正直なところ、展開が早く、重厚な物語とは言い難い。それでも、ある程度の深みはあり、構成自体はよく練られている。初対面のふたりが愛を育むストーリーをメインに捉えると心がほっこりする。
物語の最後に、本作の世界の真実がサクッと語られる。真実は闇深くすっきりしない部分も多々あるが、主人公・犬棒守の物語としてきちっと筋が通っている点はとても良い。壮大な本作の世界観に焦点を当てると物足りなさを感じるが、幼馴染を惨殺された少年の成長譚または守視点の世界を巻き込んだ冒険の物語と捉えると十分楽しめる。モヤモヤを残したラストにも納得がいくだろう。あなたなら、この物語をどう読むだろうか。
超能力はロマンだ。あるはずないと思いながら、どこかで存在を祈ってしまうほど。実際に超能力が存在したら、この平和な世界は容易く崩れ去ることだろう。本作のように非能力者がいれば尚更。超能力者が当たり前に存在する世界で、もし非能力者として生まれたら……。
サイキックは漫画の物語に実に相応しい。憧れの「もしも」の話を、本作でクスッと笑いながらぬくぬく楽しんでみて。
打ち切りながら、不思議な面白さのある秀作
『サイコの世界』は、原作・井龍一氏、漫画・大羽隆廣氏による、超能力者と非超能力者が対立する世界で非能力者の犬棒守がサイコの協力を得て復讐を果たさんとするサスペンス漫画である。講談社による「週刊少年マガジン」&「別冊少年マガジン」の公式マンガアプリ「マガポケ」にて2021〜22年まで連載、完結済み、全4巻。単行本もあり、各電子書籍サイトでも購読可能。

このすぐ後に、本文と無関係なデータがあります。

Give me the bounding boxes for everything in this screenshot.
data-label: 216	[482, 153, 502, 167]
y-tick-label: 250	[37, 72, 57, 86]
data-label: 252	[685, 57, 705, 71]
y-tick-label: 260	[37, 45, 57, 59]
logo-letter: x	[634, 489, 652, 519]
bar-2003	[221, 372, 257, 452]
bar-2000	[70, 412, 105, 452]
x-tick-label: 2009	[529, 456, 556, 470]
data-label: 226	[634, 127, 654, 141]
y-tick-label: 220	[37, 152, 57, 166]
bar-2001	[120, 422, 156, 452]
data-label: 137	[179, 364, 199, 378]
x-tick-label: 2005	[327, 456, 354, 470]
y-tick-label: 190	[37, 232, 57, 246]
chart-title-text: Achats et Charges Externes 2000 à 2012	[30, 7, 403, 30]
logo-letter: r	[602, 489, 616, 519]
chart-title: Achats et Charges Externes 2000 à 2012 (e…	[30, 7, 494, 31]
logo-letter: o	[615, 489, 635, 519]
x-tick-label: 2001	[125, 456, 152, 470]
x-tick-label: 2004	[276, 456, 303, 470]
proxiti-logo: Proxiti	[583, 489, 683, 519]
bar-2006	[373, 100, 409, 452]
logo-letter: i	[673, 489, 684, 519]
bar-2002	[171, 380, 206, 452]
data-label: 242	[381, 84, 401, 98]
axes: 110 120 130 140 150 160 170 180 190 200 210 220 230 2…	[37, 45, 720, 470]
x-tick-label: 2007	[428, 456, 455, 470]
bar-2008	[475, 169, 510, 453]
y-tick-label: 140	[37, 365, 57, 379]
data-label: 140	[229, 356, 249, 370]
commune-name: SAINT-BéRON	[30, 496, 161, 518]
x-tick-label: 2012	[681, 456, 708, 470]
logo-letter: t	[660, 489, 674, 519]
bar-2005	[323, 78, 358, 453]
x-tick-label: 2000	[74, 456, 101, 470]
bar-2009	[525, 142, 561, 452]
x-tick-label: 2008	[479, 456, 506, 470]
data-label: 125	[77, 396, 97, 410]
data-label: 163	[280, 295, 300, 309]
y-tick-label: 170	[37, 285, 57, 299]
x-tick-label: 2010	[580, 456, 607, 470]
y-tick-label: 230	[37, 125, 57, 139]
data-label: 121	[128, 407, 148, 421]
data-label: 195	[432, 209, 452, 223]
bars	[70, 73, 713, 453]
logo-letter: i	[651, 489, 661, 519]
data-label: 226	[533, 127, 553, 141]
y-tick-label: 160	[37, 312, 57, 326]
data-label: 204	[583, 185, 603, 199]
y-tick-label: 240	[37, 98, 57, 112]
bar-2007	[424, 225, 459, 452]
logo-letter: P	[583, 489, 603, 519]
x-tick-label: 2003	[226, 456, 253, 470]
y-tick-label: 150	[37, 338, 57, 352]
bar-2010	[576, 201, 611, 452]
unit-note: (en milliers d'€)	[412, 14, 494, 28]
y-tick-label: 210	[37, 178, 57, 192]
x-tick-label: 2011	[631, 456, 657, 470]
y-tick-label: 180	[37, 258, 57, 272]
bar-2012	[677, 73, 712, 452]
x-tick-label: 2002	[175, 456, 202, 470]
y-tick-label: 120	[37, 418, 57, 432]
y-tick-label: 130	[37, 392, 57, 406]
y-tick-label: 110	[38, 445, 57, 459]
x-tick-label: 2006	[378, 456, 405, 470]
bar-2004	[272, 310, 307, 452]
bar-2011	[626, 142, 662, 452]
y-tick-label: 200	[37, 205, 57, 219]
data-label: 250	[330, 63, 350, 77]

ここまで話を進めてきたが、本作のラストがすっきりしないのは、打ち切り作品であるから……。要素満載で満腹感はあるが、それでも、サクサク感と他にはない真新しさがたまらないので筆者としてはおすすめしたい。
たくさんの漫画を読んできた猛者でこそ楽しめる作品ではなかろうか。展開次第で何巻でも続けられそうな内容だっただけに、打ち切りはとても残念……。「漫画を読みすぎて好みが分からなくなりつつある」というあなた、本作は一周回って素敵な作品だ! まずは1巻を読んで、不思議な魅力に呑まれてほしい。